2.3. Application cohérente et systématique

L’objectif légitime invoqué doit être véritablement poursuivi par l’employeur et ce, de manière cohérente et systématique. Dans son arrêt du 28 novembre 2023, la CJUE juge que le port de tout signe, même de petite taille, serait de nature à remettre en cause la cohérence même de la politique de neutralité exclusive mise en place par l’autorité publique. Dès lors, la CJUE estime qu’aucune manifestation visible de signes convictionnels, quels qu’ils soient, ne doit être admise quand les travailleurs sont en contact avec les usagers du service public ou entre eux, afin qu’une telle politique puisse être cohérente au regard de l’objectif poursuivi.

La CJUE affirme qu’il appartient aux juridictions nationales de vérifier si cet objectif légitime est véritablement poursuivi de manière cohérente et systématique par l’employeur à l’égard de tous ses travailleurs. Dans l’arrêt précité de la Cour du travail de Bruxelles, il a été décidé que l’interdiction du port de signes convictionnels, quels qu’ils soient, à l’ensemble du personnel, s’inscrivait bien dans le cadre d'une politique de neutralité cohérente et systématique.
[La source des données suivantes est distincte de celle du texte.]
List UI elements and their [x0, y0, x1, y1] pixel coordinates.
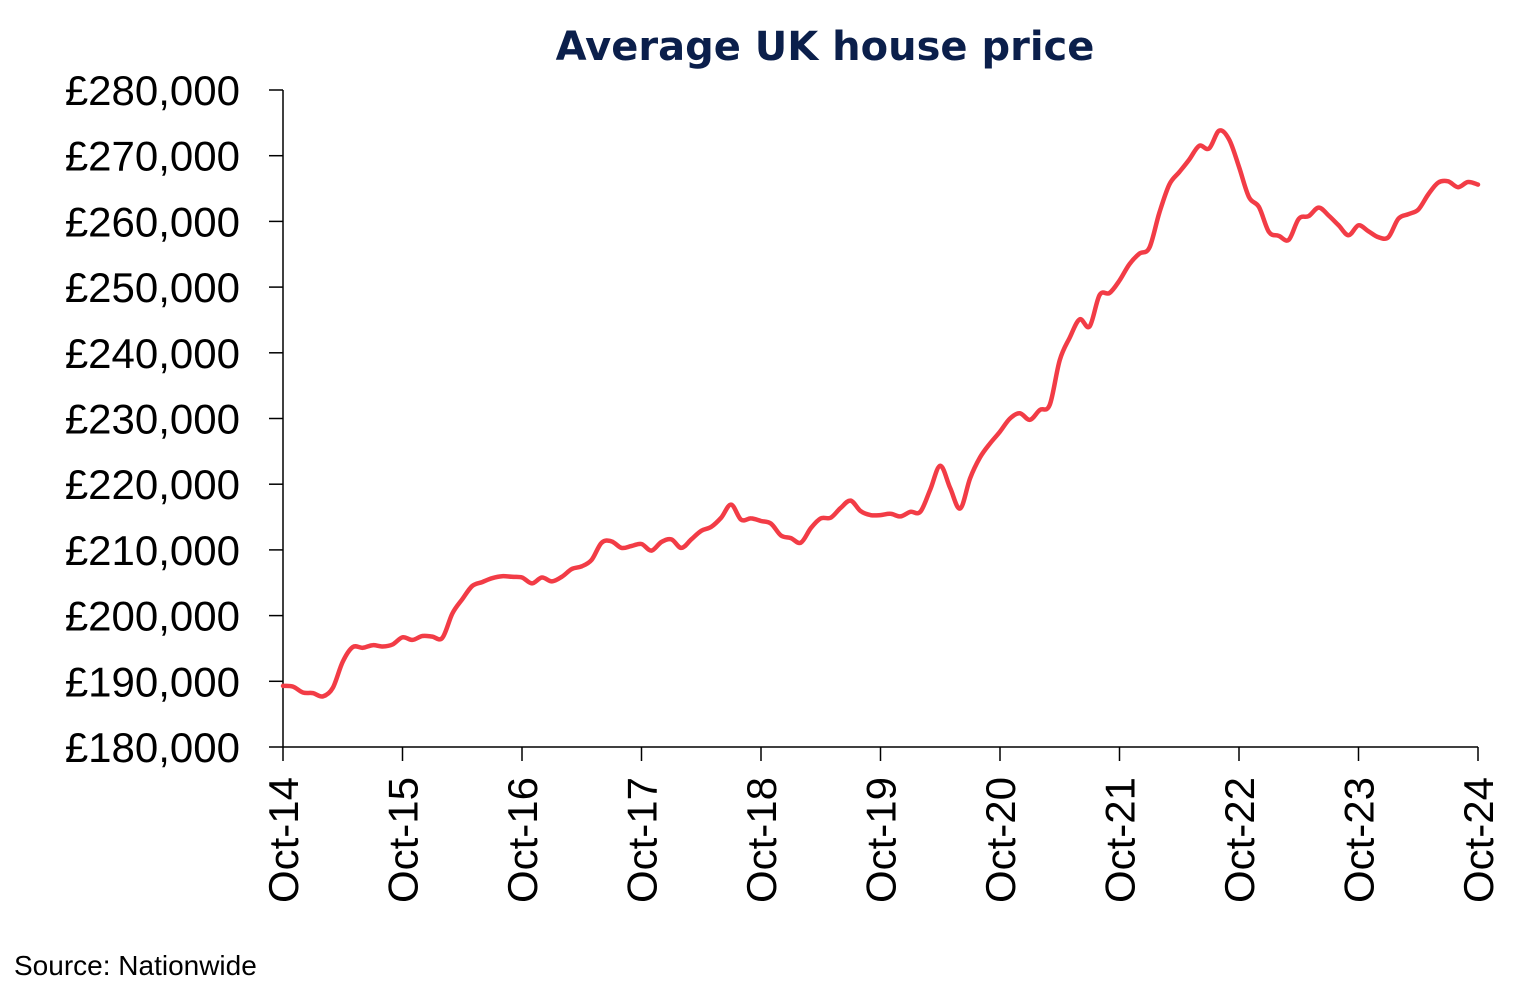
price-series-line	[280, 128, 1481, 699]
x-tick-label: Oct-20	[977, 777, 1024, 903]
y-tick-label: £280,000	[65, 67, 240, 114]
x-tick-label: Oct-16	[499, 777, 546, 903]
chart-title: Average UK house price	[556, 24, 1095, 70]
x-tick-label: Oct-17	[619, 777, 666, 903]
y-tick-label: £200,000	[65, 593, 240, 640]
x-axis: Oct-14 Oct-15 Oct-16 Oct-17 Oct-18 Oct-19 Oct-…	[260, 746, 1502, 903]
series-layer	[280, 128, 1481, 699]
y-tick-label: £260,000	[65, 198, 240, 245]
y-tick-label: £180,000	[65, 724, 240, 771]
x-tick-label: Oct-19	[858, 777, 905, 903]
y-tick-label: £220,000	[65, 461, 240, 508]
y-tick-label: £240,000	[65, 330, 240, 377]
x-tick-label: Oct-14	[260, 777, 307, 903]
x-tick-label: Oct-22	[1216, 777, 1263, 903]
y-tick-label: £230,000	[65, 396, 240, 443]
x-tick-label: Oct-23	[1336, 777, 1383, 903]
x-tick-label: Oct-21	[1097, 777, 1144, 903]
x-tick-label: Oct-15	[380, 777, 427, 903]
y-axis: £180,000 £190,000 £200,000 £210,000 £220,000…	[65, 67, 284, 771]
x-tick-label: Oct-24	[1455, 777, 1502, 903]
y-tick-label: £190,000	[65, 658, 240, 705]
x-tick-label: Oct-18	[738, 777, 785, 903]
y-tick-label: £210,000	[65, 527, 240, 574]
y-tick-label: £250,000	[65, 264, 240, 311]
y-tick-label: £270,000	[65, 133, 240, 180]
source-note: Source: Nationwide	[14, 950, 257, 981]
La mesure prise par la Ville a été considérée comme étant apte à atteindre l’objectif légitime poursuivi et comme étant appropriée.

2.4. Besoin véritable de l’employeur

Dans l’arrêt du 28 novembre 2023, la CJUE n’a pas fait état de cette condition mais cette dernière reste d’application pour les employeurs du secteur privé.

Suivant cette condition, la règle entourant le port de signes philosophiques sur le lieu de travail doit également répondre à un besoin véritable de l’employeur. Pour établir l’existence d’un tel besoin, il y a lieu de tenir compte notamment des droits et des attentes légitimes des clients ou des usagers ou de prouver que, sans les restrictions imposées, l’employeur aurait connu des conséquences défavorables, compte tenu de la nature ou du contexte des activités.

3. Que retenir en pratique ?

Les employeurs peuvent prévoir l’interdiction du port de tout signe convictionnel pour assurer une politique de neutralité. Pour le secteur privé, cette interdiction doit s’appliquer uniquement pour les travailleurs en contact avec le public. Pour le secteur public, cette interdiction peut viser tous les travailleurs, qu’ils soient ou non en contact avec le public.

Pour être considérée comme non discriminatoire, cette interdiction doit pouvoir être justifiée par un objectif légitime et les moyens utilisés pour réaliser cet objectif doivent être appropriés et nécessaires.

En outre, la mise en œuvre de cette interdiction doit être cohérente et systématique. Pour le secteur privé, il faut également que la règle réponde à un besoin véritable de l’employeur.

L’employeur doit donc être prudent lorsqu’il formule une interdiction mais il doit aussi veiller à appliquer cette dernière en toute impartialité.   

 

Sources : C.J.U.E. (grande chambre), 28 novembre 2023, affaire C-188/22 ; C. trav. Bruxelles, 15 février 2024, R.G. 2023/AB/24 – 2023/AB/755.